The Ukrainian Verkhovna Rada passed a memorandum of mutual understanding and peace on Tuesday.
The document was supported by 252 parliamentarians. The Communist Party's and the Svoboda party's factions did not vote for it.
The text of the memorandum agreed upon between the leaders of the parliamentary factions was printed out and circulated among the deputies. However, the provision concerning the Russian language's status in Ukraine was amended before the voting.
Following consultations and clearance of the final version of the document, the provision concerning status of the Russian and other languages to be stipulated in a new constitution was worded as follows: "Along with the Ukrainian language's constitutional status as the state language, the Ukrainian Verkhovna Rada will ensure the guaranteed status of the Russian language. The state will also guarantee support of the languages of ethnic minorities in the places densely inhabited by their members."
This same provision in the draft version of the document read as follows: "Along with the Ukrainian language's constitutional status as the state language, the Verkhovna Rada will ensure the guaranteed status of the Russian language."

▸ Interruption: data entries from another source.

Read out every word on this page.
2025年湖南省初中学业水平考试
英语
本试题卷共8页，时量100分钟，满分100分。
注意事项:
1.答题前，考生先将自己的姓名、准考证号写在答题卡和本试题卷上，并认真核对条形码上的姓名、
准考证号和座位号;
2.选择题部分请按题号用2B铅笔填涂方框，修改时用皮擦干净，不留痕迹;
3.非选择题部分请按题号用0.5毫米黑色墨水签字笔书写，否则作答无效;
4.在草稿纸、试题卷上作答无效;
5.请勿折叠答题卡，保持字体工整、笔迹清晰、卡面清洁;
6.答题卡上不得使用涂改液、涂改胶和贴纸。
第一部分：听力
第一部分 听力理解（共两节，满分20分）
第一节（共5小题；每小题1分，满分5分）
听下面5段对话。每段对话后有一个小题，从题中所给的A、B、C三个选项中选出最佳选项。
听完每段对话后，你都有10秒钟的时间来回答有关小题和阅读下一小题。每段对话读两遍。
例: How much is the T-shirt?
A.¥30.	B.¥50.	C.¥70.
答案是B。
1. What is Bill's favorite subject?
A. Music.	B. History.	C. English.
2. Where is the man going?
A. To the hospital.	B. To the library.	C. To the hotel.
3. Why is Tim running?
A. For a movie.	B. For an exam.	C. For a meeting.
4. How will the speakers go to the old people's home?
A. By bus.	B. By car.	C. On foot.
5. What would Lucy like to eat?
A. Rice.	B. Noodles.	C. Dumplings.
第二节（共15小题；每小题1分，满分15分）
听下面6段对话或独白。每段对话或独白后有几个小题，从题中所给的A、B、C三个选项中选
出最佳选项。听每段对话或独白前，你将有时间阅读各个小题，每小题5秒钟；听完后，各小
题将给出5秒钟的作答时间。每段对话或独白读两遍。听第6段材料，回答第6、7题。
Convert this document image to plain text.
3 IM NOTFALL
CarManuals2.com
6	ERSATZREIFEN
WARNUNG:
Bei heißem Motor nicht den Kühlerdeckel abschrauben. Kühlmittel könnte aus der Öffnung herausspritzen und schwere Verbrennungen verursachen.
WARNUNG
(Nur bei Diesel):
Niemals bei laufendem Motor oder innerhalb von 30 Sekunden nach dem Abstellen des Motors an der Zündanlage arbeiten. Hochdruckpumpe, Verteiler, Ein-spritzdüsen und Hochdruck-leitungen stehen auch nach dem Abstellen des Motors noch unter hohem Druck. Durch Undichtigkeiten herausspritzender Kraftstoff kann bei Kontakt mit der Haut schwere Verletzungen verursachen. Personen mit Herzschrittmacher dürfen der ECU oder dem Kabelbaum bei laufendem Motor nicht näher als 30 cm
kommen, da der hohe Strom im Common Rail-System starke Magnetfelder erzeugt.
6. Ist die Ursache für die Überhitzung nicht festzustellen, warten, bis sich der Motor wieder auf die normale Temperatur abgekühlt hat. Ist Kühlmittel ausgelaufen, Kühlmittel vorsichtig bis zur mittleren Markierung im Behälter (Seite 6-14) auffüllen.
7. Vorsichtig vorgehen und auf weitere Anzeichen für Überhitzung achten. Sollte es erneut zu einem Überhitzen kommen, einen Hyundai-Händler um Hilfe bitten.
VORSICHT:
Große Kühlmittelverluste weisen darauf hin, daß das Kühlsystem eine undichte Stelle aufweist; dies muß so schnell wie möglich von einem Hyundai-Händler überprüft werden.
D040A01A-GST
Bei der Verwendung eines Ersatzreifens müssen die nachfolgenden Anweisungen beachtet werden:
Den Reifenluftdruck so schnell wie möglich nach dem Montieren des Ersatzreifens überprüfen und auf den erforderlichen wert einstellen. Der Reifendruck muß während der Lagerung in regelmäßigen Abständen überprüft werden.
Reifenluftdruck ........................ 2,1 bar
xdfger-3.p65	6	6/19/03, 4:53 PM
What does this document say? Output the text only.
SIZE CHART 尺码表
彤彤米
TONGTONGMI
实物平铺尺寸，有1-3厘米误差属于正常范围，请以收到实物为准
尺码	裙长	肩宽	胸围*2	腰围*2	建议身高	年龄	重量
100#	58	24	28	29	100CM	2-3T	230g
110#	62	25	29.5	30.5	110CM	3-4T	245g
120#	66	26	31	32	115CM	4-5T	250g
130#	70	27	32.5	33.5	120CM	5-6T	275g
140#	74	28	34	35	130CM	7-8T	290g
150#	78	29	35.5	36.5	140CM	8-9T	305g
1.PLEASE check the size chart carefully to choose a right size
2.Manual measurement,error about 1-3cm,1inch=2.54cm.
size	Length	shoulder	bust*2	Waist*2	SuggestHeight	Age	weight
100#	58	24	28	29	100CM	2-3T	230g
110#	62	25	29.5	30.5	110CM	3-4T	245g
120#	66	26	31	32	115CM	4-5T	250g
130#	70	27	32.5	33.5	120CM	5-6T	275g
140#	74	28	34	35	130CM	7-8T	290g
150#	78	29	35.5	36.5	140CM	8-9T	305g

The final version of the memorandum does not contain a provision on Ukraine's non-aligned status and the direct election of heads of regional administrations by regions' residents but it does contain an obligation on passing legislation on local referendums.
The memorandum says the Verkhovna Rada will ensure the organization of a constitutional reform in Ukraine, stipulating a parliamentary-presidential form of government.

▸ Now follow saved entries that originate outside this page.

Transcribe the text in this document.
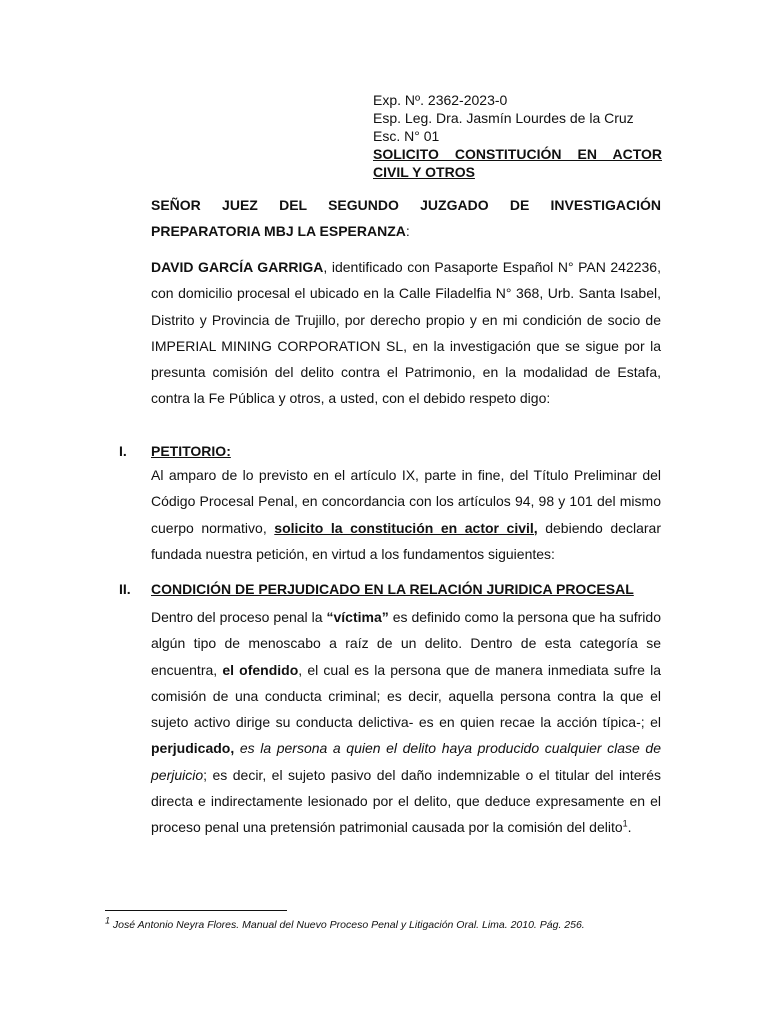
Exp. Nº. 2362-2023-0
Esp. Leg. Dra. Jasmín Lourdes de la Cruz
Esc. N° 01
SOLICITO CONSTITUCIÓN EN ACTOR CIVIL Y OTROS
SEÑOR JUEZ DEL SEGUNDO JUZGADO DE INVESTIGACIÓN PREPARATORIA MBJ LA ESPERANZA:
DAVID GARCÍA GARRIGA, identificado con Pasaporte Español N° PAN 242236, con domicilio procesal el ubicado en la Calle Filadelfia N° 368, Urb. Santa Isabel, Distrito y Provincia de Trujillo, por derecho propio y en mi condición de socio de IMPERIAL MINING CORPORATION SL, en la investigación que se sigue por la presunta comisión del delito contra el Patrimonio, en la modalidad de Estafa, contra la Fe Pública y otros, a usted, con el debido respeto digo:
I. PETITORIO:
Al amparo de lo previsto en el artículo IX, parte in fine, del Título Preliminar del Código Procesal Penal, en concordancia con los artículos 94, 98 y 101 del mismo cuerpo normativo, solicito la constitución en actor civil, debiendo declarar fundada nuestra petición, en virtud a los fundamentos siguientes:
II. CONDICIÓN DE PERJUDICADO EN LA RELACIÓN JURIDICA PROCESAL
Dentro del proceso penal la “víctima” es definido como la persona que ha sufrido algún tipo de menoscabo a raíz de un delito. Dentro de esta categoría se encuentra, el ofendido, el cual es la persona que de manera inmediata sufre la comisión de una conducta criminal; es decir, aquella persona contra la que el sujeto activo dirige su conducta delictiva- es en quien recae la acción típica-; el perjudicado, es la persona a quien el delito haya producido cualquier clase de perjuicio; es decir, el sujeto pasivo del daño indemnizable o el titular del interés directa e indirectamente lesionado por el delito, que deduce expresamente en el proceso penal una pretensión patrimonial causada por la comisión del delito$^1$.
$^1$ José Antonio Neyra Flores. Manual del Nuevo Proceso Penal y Litigación Oral. Lima. 2010. Pág. 256.
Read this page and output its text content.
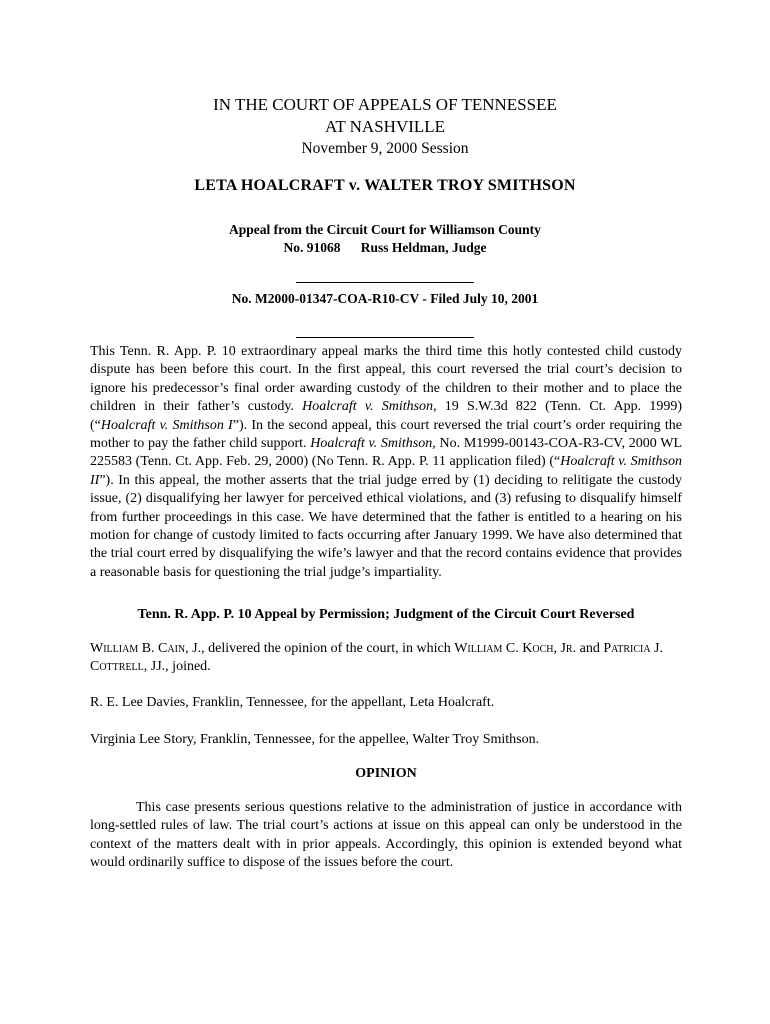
IN THE COURT OF APPEALS OF TENNESSEE
AT NASHVILLE
November 9, 2000 Session
LETA HOALCRAFT v. WALTER TROY SMITHSON
Appeal from the Circuit Court for Williamson County
No. 91068      Russ Heldman, Judge
No. M2000-01347-COA-R10-CV - Filed July 10, 2001

This Tenn. R. App. P. 10 extraordinary appeal marks the third time this hotly contested child custody dispute has been before this court. In the first appeal, this court reversed the trial court’s decision to ignore his predecessor’s final order awarding custody of the children to their mother and to place the children in their father’s custody. Hoalcraft v. Smithson, 19 S.W.3d 822 (Tenn. Ct. App. 1999) (“Hoalcraft v. Smithson I”). In the second appeal, this court reversed the trial court’s order requiring the mother to pay the father child support. Hoalcraft v. Smithson, No. M1999-00143-COA-R3-CV, 2000 WL 225583 (Tenn. Ct. App. Feb. 29, 2000) (No Tenn. R. App. P. 11 application filed) (“Hoalcraft v. Smithson II”). In this appeal, the mother asserts that the trial judge erred by (1) deciding to relitigate the custody issue, (2) disqualifying her lawyer for perceived ethical violations, and (3) refusing to disqualify himself from further proceedings in this case. We have determined that the father is entitled to a hearing on his motion for change of custody limited to facts occurring after January 1999. We have also determined that the trial court erred by disqualifying the wife’s lawyer and that the record contains evidence that provides a reasonable basis for questioning the trial judge’s impartiality.

Tenn. R. App. P. 10 Appeal by Permission; Judgment of the Circuit Court Reversed

William B. Cain, J., delivered the opinion of the court, in which William C. Koch, Jr. and Patricia J. Cottrell, JJ., joined.

R. E. Lee Davies, Franklin, Tennessee, for the appellant, Leta Hoalcraft.

Virginia Lee Story, Franklin, Tennessee, for the appellee, Walter Troy Smithson.

OPINION

This case presents serious questions relative to the administration of justice in accordance with long-settled rules of law. The trial court’s actions at issue on this appeal can only be understood in the context of the matters dealt with in prior appeals. Accordingly, this opinion is extended beyond what would ordinarily suffice to dispose of the issues before the court.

"The Verkhovna Rada will ensure non-delayed implementation of a constitutional reform based on the governance system's decentralization, which implies […] the stipulation of Ukraine's status as a parliamentary-presidential republic and the establishment of a balance of power between all government branches at the central and local level," the memorandum says.
The Rada also guaranteed the regions' powers by the allocation of essential financial resources through a fair distribution of budget revenues, the document says.

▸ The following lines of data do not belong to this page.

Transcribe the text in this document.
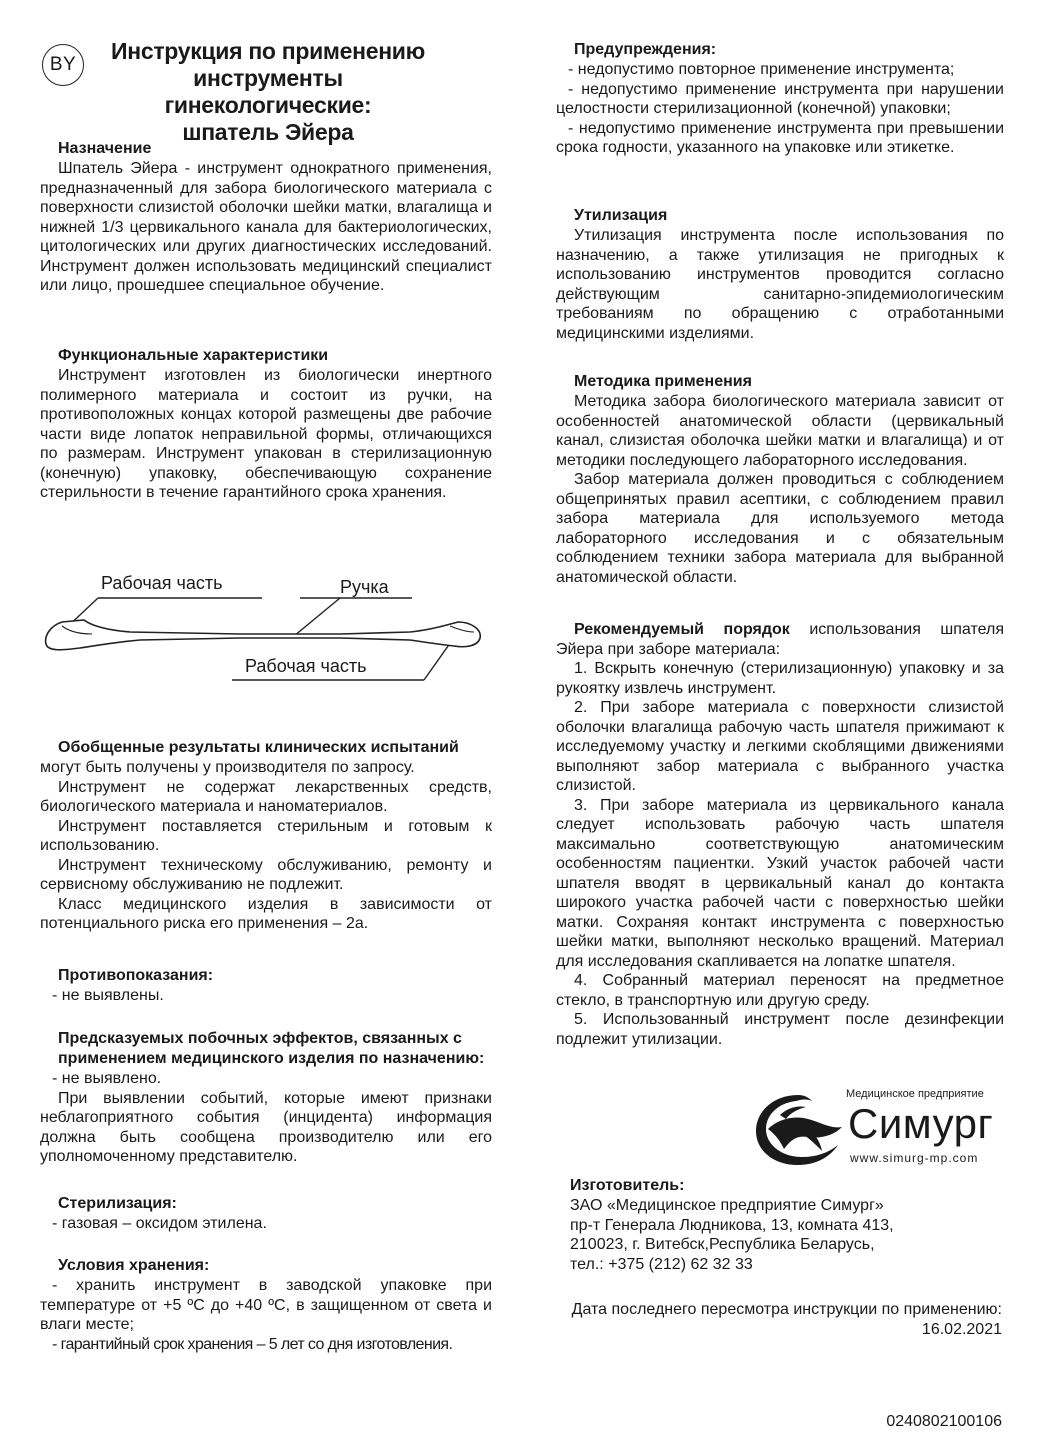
BY
Инструкция по применению
инструменты гинекологические:
шпатель Эйера

Назначение

Шпатель Эйера - инструмент однократного применения, предназначенный для забора биологического материала с поверхности слизистой оболочки шейки матки, влагалища и нижней 1/3 цервикального канала для бактериологических, цитологических или других диагностических исследований. Инструмент должен использовать медицинский специалист или лицо, прошедшее специальное обучение.

Функциональные характеристики

Инструмент изготовлен из биологически инертного полимерного материала и состоит из ручки, на противоположных концах которой размещены две рабочие части виде лопаток неправильной формы, отличающихся по размерам. Инструмент упакован в стерилизационную (конечную) упаковку, обеспечивающую сохранение стерильности в течение гарантийного срока хранения.

Обобщенные результаты клинических испытаний

могут быть получены у производителя по запросу.

Инструмент не содержат лекарственных средств, биологического материала и наноматериалов.

Инструмент поставляется стерильным и готовым к использованию.

Инструмент техническому обслуживанию, ремонту и сервисному обслуживанию не подлежит.

Класс медицинского изделия в зависимости от потенциального риска его применения – 2а.

Противопоказания:

- не выявлены.

Предсказуемых побочных эффектов, связанных с

применением медицинского изделия по назначению:

- не выявлено.

При выявлении событий, которые имеют признаки неблагоприятного события (инцидента) информация должна быть сообщена производителю или его уполномоченному представителю.

Стерилизация:

- газовая – оксидом этилена.

Условия хранения:

- хранить инструмент в заводской упаковке при температуре от +5 ºС до +40 ºС, в защищенном от света и влаги месте;

- гарантийный срок хранения – 5 лет со дня изготовления.

Рабочая часть	Ручка
Рабочая часть

Предупреждения:

- недопустимо повторное применение инструмента;

- недопустимо применение инструмента при нарушении целостности стерилизационной (конечной) упаковки;

- недопустимо применение инструмента при превышении срока годности, указанного на упаковке или этикетке.

Утилизация

Утилизация инструмента после использования по назначению, а также утилизация не пригодных к использованию инструментов проводится согласно действующим санитарно-эпидемиологическим требованиям по обращению с отработанными медицинскими изделиями.

Методика применения

Методика забора биологического материала зависит от особенностей анатомической области (цервикальный канал, слизистая оболочка шейки матки и влагалища) и от методики последующего лабораторного исследования.

Забор материала должен проводиться с соблюдением общепринятых правил асептики, с соблюдением правил забора материала для используемого метода лабораторного исследования и с обязательным соблюдением техники забора материала для выбранной анатомической области.

Рекомендуемый порядок использования шпателя Эйера при заборе материала:

1. Вскрыть конечную (стерилизационную) упаковку и за рукоятку извлечь инструмент.

2. При заборе материала с поверхности слизистой оболочки влагалища рабочую часть шпателя прижимают к исследуемому участку и легкими скоблящими движениями выполняют забор материала с выбранного участка слизистой.

3. При заборе материала из цервикального канала следует использовать рабочую часть шпателя максимально соответствующую анатомическим особенностям пациентки. Узкий участок рабочей части шпателя вводят в цервикальный канал до контакта широкого участка рабочей части с поверхностью шейки матки. Сохраняя контакт инструмента с поверхностью шейки матки, выполняют несколько вращений. Материал для исследования скапливается на лопатке шпателя.

4. Собранный материал переносят на предметное стекло, в транспортную или другую среду.

5. Использованный инструмент после дезинфекции подлежит утилизации.

Медицинское предприятие
Симург
www.simurg-mp.com

Изготовитель:

ЗАО «Медицинское предприятие Симург»

пр-т Генерала Людникова, 13, комната 413,

210023, г. Витебск,Республика Беларусь,

тел.: +375 (212) 62 32 33

Дата последнего пересмотра инструкции по применению:
16.02.2021
0240802100106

The parliament also guaranteed a judicial reform, "independence of the judicial system," and the reformation of the law enforcement and prosecution bodies, within the framework of which the prosecution service will be deprived of its general oversight function.
The parliament also vowed to combat corruption and set up a national anticorruption body.
The Verkhovna Rada has also vowed to pass legislation on local referendums.
"The Verkhovna Rada commits to pass a bill on prohibiting criminal prosecution of people for participation in mass actions in Ukraine, on condition that they vacate the administrative buildings and other public places they have seized and voluntarily lay down weapons, except for persons who have committed grave and especially grave crimes against life and health," it said.
The Ukrainian parliament also called on all illegal groups to disarm and return the buildings they have seized to their lawful owners.
The Verkhovna Rada also urged executive government bodies to ensure the organization of presidential elections and citizens to cast their ballots.
A draft of the document proposed by parliamentarian Vadym Novynsky of the Party of Regions, which was publicized earlier, envisioned, among other things, "the termination of the antiterrorist operation in the south and east of Ukraine and the return of the servicemen involved in the ATO [antiterrorist operation] to their permanent stationing bases."
The final version of the memorandum does not contain this provision.